Le dernier espoir de la diplomatie ? Poutine et Biden organisent une rencontre, si l’invasion de l’Ukraine ne se produit pas dans les prochains jours

Le président russe Vladimir Poutine et son homologue américain Joe Biden vont se rencontrer dans ce qui est considéré comme le dernier espoir d’éviter un conflit en Ukraine par la voie diplomatique. Une réunion entre les ministres des Affaires étrangères, Antony Blinken pour les États-Unis et Sergey Lavrov pour la Russie, aura lieu dans un premier temps.

Pourquoi est-ce important ?

La situation autour de la frontière avec l'Ukraine est critique : quelque 150.000 soldats russes s'y sont rassemblés et sont en état d'alerte. Quelque 30.000 d'entre eux participent actuellement avec l'armée biélorusse à des exercices militaires, qui ont débuté ce week-end. Hier, il a également été annoncé que les troupes russes resteraient en Biélorussie pendant un certain temps. Dans l'est de l'Ukraine, les combats entre l'armée ukrainienne et les séparatistes pro-russes s'intensifient.

La rencontre entre les hommes les plus puissants du monde est une initiative du président français Emmanuel Macron, qui, lors d’appels téléphoniques séparés, a suggéré que les leaders mondiaux se rencontrent. Les deux hommes ont dit oui « en principe », à condition qu’il n’y ait pas d’invasion de l’Ukraine.

Réunion trilatérale

Les points de discussion exacts pour Biden et Poutine seront préparés cette semaine par leurs émissaires Blinken et Lavrov. La Maison-Blanche a immédiatement diffusé un communiqué de presse confirmant la rencontre entre les présidents ; le Kremlin n’a pas encore réagi.

Outre la conversation présidentielle, M. Poutine aurait également accepté une réunion trilatérale entre la Russie, l’Ukraine et l’OSCE, l’Organisation pour la sécurité et la coopération en Europe, afin de négocier un cessez-le-feu dans l’est de l’Ukraine. Les combats qui s’y déroulent sont utilisés par la Russie pour qualifier les Ukrainiens de criminels et d’agresseurs.

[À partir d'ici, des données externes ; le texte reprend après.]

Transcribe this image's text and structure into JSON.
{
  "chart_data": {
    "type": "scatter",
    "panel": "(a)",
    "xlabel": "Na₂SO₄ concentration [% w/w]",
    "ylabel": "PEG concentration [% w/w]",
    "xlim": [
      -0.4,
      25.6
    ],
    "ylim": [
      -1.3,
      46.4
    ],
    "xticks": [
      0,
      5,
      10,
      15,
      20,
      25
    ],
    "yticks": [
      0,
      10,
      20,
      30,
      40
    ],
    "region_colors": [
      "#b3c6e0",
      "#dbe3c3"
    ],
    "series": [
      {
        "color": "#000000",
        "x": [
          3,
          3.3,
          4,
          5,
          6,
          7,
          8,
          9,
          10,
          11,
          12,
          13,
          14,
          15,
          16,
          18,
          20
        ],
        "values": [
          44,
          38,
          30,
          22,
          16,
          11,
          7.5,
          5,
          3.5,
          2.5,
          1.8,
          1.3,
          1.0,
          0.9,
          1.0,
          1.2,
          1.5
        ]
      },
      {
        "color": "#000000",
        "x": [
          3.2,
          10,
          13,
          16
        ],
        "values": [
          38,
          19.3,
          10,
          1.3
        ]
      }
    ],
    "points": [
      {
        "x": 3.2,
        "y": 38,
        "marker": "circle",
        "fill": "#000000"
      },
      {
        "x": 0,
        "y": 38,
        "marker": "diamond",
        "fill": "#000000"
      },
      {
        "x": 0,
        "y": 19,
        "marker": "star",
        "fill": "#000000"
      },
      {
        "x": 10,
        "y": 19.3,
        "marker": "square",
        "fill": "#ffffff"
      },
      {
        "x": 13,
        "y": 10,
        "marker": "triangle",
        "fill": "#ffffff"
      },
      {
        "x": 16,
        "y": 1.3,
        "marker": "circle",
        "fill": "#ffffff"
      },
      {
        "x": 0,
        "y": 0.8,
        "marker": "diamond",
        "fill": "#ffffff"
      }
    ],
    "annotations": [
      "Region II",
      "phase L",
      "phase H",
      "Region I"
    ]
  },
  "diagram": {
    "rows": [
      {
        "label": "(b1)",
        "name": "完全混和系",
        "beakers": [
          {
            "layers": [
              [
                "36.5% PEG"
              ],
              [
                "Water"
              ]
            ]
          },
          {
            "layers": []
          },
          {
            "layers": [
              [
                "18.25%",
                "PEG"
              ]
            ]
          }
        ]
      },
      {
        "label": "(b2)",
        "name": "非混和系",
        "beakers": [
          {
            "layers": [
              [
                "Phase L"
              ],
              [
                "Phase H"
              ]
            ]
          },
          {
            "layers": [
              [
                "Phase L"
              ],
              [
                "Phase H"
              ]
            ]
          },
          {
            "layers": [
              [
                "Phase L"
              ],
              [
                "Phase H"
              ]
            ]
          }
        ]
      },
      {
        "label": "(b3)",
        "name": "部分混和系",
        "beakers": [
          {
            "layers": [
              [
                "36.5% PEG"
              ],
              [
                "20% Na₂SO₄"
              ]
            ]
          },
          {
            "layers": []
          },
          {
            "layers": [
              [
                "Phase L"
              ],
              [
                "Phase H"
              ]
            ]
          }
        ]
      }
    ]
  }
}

A la recherche d’un casus belli

Entre-temps, les troupes russes se seraient infiltrées en Ukraine pour tirer des obus d’artillerie sur Luhansk, la capitale de la République populaire indépendante autoproclamée de Luhansk. Ce faisant, ils veulent rendre les Ukrainiens responsables d’une attaque contre des civils innocents, ce qui peut être considéré comme un casus belli. Ce n’est pas la première tentative de la Russie de trouver un prétexte à la guerre, et certainement pas la dernière.

L’ambassade américaine à Moscou, par exemple, a signalé une possible attaque terroriste à Moscou ou à Saint-Pétersbourg. En 1999, 300 citoyens russes sont morts dans une série d’explosions dans des immeubles d’habitation. Il s’agissait là aussi d’un acte de terrorisme, commis, selon la Russie, par des terroristes tchétchènes. Cela leur a donné un casus belli pour commencer la deuxième guerre de Tchétchénie. Selon certains, cependant, le régime de Poutine lui-même était derrière l’attaque, juste pour trouver un motif de guerre.